「…」



すると信は箱を開けた



「これは」



まさかもしかしてと思った。



「結婚指輪だよ」



えと私はかなり驚いた。


「いいよね?俺、本気だよ?もう我慢できないんだ」

「わかったわ」



結局OKしてしまった私だった。





「それじゃあ、私これで帰るわ。」

「え?」

「それじゃあ、また」



そう言いながら逃げるようにその場から立ち去って行った。そして私は家に帰り着いた。なんで突然、あんなこというのよと思った。でも実際は嬉しかった自分がいた。けど、けど。なんだか頭の中がパニック状態になりそうだった。

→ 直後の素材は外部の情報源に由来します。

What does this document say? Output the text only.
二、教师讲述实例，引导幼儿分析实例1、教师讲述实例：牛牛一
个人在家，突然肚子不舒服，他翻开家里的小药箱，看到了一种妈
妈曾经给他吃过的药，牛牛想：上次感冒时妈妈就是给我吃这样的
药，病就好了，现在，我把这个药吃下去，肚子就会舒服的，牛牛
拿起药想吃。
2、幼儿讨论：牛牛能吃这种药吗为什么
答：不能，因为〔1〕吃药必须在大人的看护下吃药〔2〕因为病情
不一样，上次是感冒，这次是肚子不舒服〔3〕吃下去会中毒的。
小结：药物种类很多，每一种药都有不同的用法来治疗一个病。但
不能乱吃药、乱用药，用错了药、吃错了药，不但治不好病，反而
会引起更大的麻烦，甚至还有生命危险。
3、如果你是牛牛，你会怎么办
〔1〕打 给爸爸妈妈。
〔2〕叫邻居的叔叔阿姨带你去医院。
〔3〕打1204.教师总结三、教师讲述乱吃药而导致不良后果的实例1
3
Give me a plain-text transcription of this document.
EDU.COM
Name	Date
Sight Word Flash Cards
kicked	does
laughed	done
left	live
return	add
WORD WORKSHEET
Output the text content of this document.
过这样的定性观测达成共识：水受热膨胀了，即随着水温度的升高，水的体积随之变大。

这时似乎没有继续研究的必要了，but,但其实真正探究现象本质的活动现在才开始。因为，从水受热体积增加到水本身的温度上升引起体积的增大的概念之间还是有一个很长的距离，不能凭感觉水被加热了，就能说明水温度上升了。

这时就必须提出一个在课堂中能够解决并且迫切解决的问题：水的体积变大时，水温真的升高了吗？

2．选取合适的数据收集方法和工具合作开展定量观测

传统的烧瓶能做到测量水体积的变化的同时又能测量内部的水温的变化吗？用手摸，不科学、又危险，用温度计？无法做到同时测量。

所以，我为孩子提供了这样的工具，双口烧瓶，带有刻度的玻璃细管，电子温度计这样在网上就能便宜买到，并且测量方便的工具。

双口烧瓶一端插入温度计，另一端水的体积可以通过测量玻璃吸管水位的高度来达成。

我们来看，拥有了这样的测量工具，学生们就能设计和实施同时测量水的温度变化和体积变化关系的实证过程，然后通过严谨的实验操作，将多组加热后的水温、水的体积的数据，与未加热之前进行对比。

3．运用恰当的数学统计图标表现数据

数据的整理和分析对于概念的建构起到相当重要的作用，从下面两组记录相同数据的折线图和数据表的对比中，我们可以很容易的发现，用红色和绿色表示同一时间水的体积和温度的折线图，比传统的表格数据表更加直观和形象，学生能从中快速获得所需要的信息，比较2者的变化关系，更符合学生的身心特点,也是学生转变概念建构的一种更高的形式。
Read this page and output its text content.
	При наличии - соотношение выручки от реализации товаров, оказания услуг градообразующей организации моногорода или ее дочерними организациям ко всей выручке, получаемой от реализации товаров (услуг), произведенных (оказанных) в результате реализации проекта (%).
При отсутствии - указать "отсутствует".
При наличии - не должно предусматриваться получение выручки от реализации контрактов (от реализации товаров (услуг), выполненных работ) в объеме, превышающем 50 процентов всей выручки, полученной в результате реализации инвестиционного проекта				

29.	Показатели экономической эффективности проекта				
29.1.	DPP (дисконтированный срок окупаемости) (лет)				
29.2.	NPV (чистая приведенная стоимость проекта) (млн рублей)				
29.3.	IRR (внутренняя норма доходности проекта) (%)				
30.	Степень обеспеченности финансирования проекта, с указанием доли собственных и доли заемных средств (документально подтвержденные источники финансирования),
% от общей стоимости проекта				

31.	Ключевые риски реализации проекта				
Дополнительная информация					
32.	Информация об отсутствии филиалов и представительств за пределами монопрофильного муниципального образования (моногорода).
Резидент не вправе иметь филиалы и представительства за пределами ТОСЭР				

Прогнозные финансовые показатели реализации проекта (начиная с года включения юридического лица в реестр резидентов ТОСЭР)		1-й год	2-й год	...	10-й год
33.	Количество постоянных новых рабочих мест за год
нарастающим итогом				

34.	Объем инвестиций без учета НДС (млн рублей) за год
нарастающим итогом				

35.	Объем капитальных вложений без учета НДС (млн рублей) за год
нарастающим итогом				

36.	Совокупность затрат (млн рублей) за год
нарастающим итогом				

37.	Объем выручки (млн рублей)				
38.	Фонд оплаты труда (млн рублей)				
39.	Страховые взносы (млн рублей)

「結局逃げて来ちゃったけど。信。気にしちゃってるかなあ?」



はあー



「お兄ちゃん」



私は思わず泣き出してしまった。なんだか、すごくせつない気持ちになっていた。和也のことがすごく恋しくなってきた。





会いたい、もう一度だけ



『ずっとそばにいるよ』



一瞬、誰かの声が。!この声は和也!和也の声だった


「おっお兄ちゃん?」



そう思いながら私は後ろに振り返ってみた。



『ああ』



と突然、私の目の前に。死んだはずの和也が現れた。あの頃と変わらない優しい笑顔で笑っていた。



「お兄ちゃん」



と言いながら和也に抱き着こうとした。しかし、透明なので抱き着くことは不可能だった。